Last Updated on December 3, 2018
The New Year clock has started ticking with December marking the end of 2018. From SEO’s perspective, this year had a lot to offer in terms of smarter search engines, changing the scene of digital marketing and evolving social media channels.
Now, this is time for yet another weekly SEO roundup to catch up with all new that has happened in the past week.
Google Posts Large AMP Indexing FAQs
For a better understanding of the AMP, a Googler, Dong-Hwi Lee has posted a rather large FAQ list in the Google Webmaster Forum addressing the questions related to search engine indexing and AMP.
We recommend everyone interested in SEO to go through the questionnaire and understand how AMP can be an important integration to your overall website improvement. The post answers all the major FAQs like:
In general, how long does it take for AMP pages to be indexed and served from Search?
Is indexing different by page type – i.e. home page vs. product detail page?
What is the impact of AMP on ranking?
Why do two results appear (AMP and non-AMP) when I search?
Should I tag my AMP pages any differently in this scenario? Desktop site (www), mobile site (m.) and AMP pages (on m.) when AMP points to m. and m. to AMP.
Is AMP crawling coming off my crawl budget?
You can get answers to a lot of your AMP related questions directly or indirectly going through this FAQ post.
Bing Search Spam Fighter
Next update comes from Microsoft-backed search engine giant Bing. Frédéric Dubut, a Bing spam fighter who also works on search quality and safety at Bing tweeted, “I always find it fascinating to hear the “reality check” from SEO folks.”
He was actually referring to the, “particularly the small things where the systems and algorithms that we implemented don’t necessarily behave exactly as we think they do.”

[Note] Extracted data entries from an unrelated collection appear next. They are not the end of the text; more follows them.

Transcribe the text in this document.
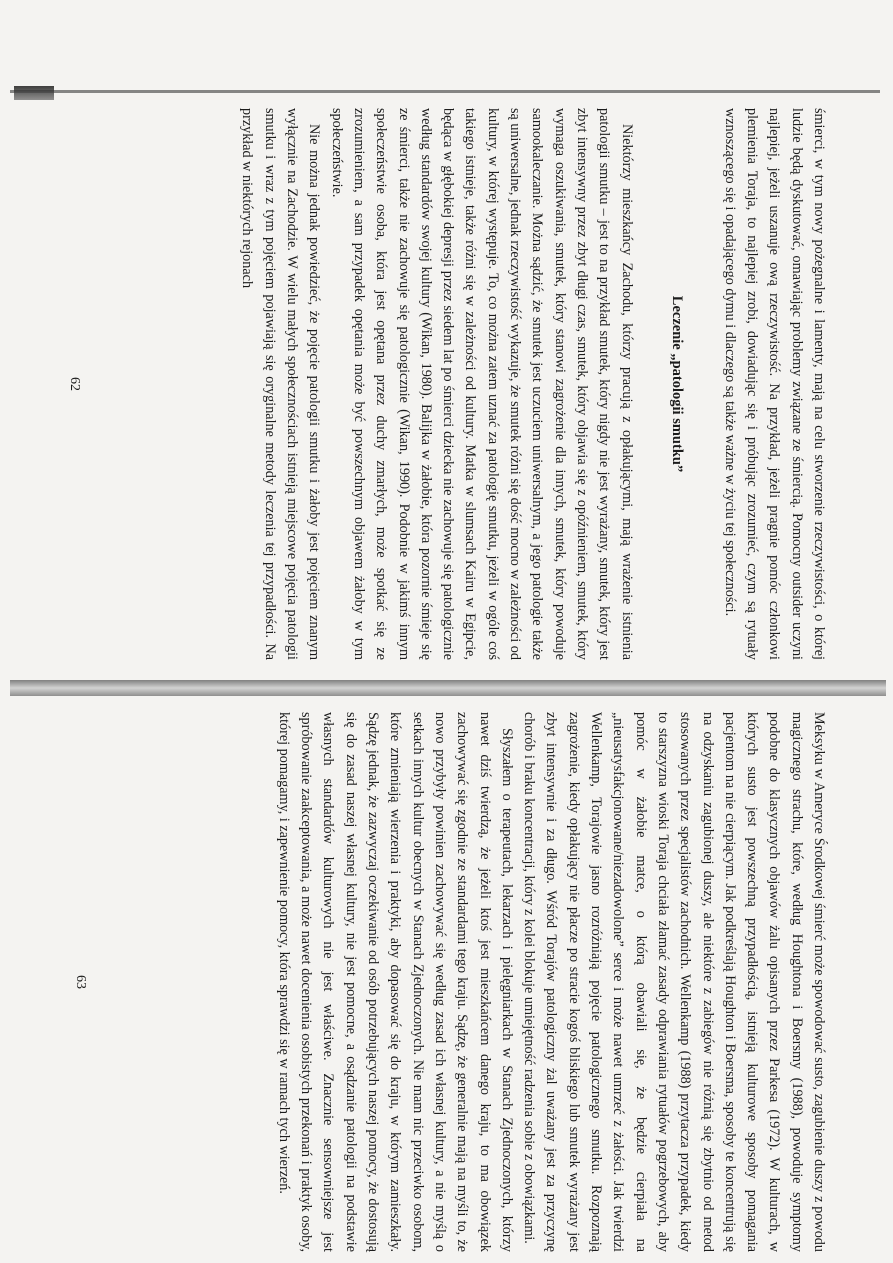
śmierci, w tym nowy pożegnalne i lamenty, mają na celu stworzenie rzeczywistości, o której ludzie będą dyskutować, omawiając problemy związane ze śmiercią. Pomocny outsider uczyni najlepiej, jeżeli uszanuje ową rzeczywistość. Na przykład, jeżeli pragnie pomóc członkowi plemienia Toraja, to najlepiej zrobi, dowiadując się i próbując zrozumieć, czym są rytuały wznoszącego się i opadającego dymu i dlaczego są także ważne w życiu tej społeczności.

Leczenie „patologii smutku”

Niektórzy mieszkańcy Zachodu, którzy pracują z opłakującymi, mają wrażenie istnienia patologii smutku – jest to na przykład smutek, który nigdy nie jest wyrażany, smutek, który jest zbyt intensywny przez zbyt długi czas, smutek, który objawia się z opóźnieniem, smutek, który wymaga oszukiwania, smutek, który stanowi zagrożenie dla innych, smutek, który powoduje samookaleczanie. Można sądzić, że smutek jest uczuciem uniwersalnym, a jego patologie także są uniwersalne, jednak rzeczywistość wykazuje, że smutek różni się dość mocno w zależności od kultury, w której występuje. To, co można zatem uznać za patologię smutku, jeżeli w ogóle coś takiego istnieje, także różni się w zależności od kultury. Matka w slumsach Kairu w Egipcie, będąca w głębokiej depresji przez siedem lat po śmierci dziecka nie zachowuje się patologicznie według standardów swojej kultury (Wikan, 1980). Balijka w żałobie, która pozornie śmieje się ze śmierci, także nie zachowuje się patologicznie (Wikan, 1990). Podobnie w jakimś innym społeczeństwie osoba, która jest opętana przez duchy zmarłych, może spotkać się ze zrozumieniem, a sam przypadek opętania może być powszechnym objawem żałoby w tym społeczeństwie.

Nie można jednak powiedzieć, że pojęcie patologii smutku i żałoby jest pojęciem znanym wyłącznie na Zachodzie. W wielu małych społecznościach istnieją miejscowe pojęcia patologii smutku i wraz z tym pojęciem pojawiają się oryginalne metody leczenia tej przypadłości. Na przykład w niektórych rejonach

62

Meksyku w Ameryce Środkowej śmierć może spowodować susto, zagubienie duszy z powodu magicznego strachu, które, według Houghtona i Boersmy (1988), powoduje symptomy podobne do klasycznych objawów żalu opisanych przez Parkesa (1972). W kulturach, w których susto jest powszechną przypadłością, istnieją kulturowe sposoby pomagania pacjentom na nie cierpiącym. Jak podkreślają Houghton i Boersma, sposoby te koncentrują się na odzyskaniu zagubionej duszy, ale niektóre z zabiegów nie różnią się zbytnio od metod stosowanych przez specjalistów zachodnich. Wellenkamp (1988) przytacza przypadek, kiedy to starszyzna wioski Toraja chciała złamać zasady odprawiania rytuałów pogrzebowych, aby pomóc w żałobie matce, o którą obawiali się, że będzie cierpiała na „nieusatysfakcjonowane/niezadowolone” serce i może nawet umrzeć z żałości. Jak twierdzi Wellenkamp, Torajowie jasno rozróżniają pojęcie patologicznego smutku. Rozpoznają zagrożenie, kiedy opłakujący nie płacze po stracie kogoś bliskiego lub smutek wyrażany jest zbyt intensywnie i za długo. Wśród Torajów patologiczny żal uważany jest za przyczynę chorób i braku koncentracji, który z kolei blokuje umiejętność radzenia sobie z obowiązkami.

Słyszałem o terapeutach, lekarzach i pielęgniarkach w Stanach Zjednoczonych, którzy nawet dziś twierdzą, że jeżeli ktoś jest mieszkańcem danego kraju, to ma obowiązek zachowywać się zgodnie ze standardami tego kraju. Sądzę, że generalnie mają na myśli to, że nowo przybyły powinien zachowywać się według zasad ich własnej kultury, a nie myślą o setkach innych kultur obecnych w Stanach Zjednoczonych. Nie mam nic przeciwko osobom, które zmieniają wierzenia i praktyki, aby dopasować się do kraju, w którym zamieszkały. Sądzę jednak, że zazwyczaj oczekiwanie od osób potrzebujących naszej pomocy, że dostosują się do zasad naszej własnej kultury, nie jest pomocne, a osądzanie patologii na podstawie własnych standardów kulturowych nie jest właściwe. Znacznie sensowniejsze jest spróbowanie zaakceptowania, a może nawet docenienia osobistych przekonań i praktyk osoby, której pomagamy, i zapewnienie pomocy, która sprawdzi się w ramach tych wierzeń.

63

A couple of the "reality checks" (related to the other search engine) that I learned from the experimentation panel:
– Implicit local (triggering local intent without "near me") fails 50% of the time
– Robots.txt parsing is not 100% consistent across all the tools#TechSEOBoost— Frédéric Dubut (@CoperniX) November 29, 2018
He backed his statement with two examples:
(1) implicit local (triggering local intent without “near me”) fails 50% of the time
(2) robots.txt parsing is not 100% consistent across all the tools.
Google Tests Dropping The Knowledge Panel
The almighty knowledge panel that we see on the right side of search results is seen disappearing for some searchers. In a recent Google Web Search Help forum, the search giant confirmed testing SERPs without a knowledge panel.
Andy B. from Google wrote “want to confirm that what you are seeing is an experiment. We’re always testing new ways to improve the Search experience for users, and one of the ways we achieve this is by experimenting with different methods.” He also asked users to leave feedback if they don’t like this test. He said, “please leave in-product feedback at the bottom of your Search results page to share your thoughts.”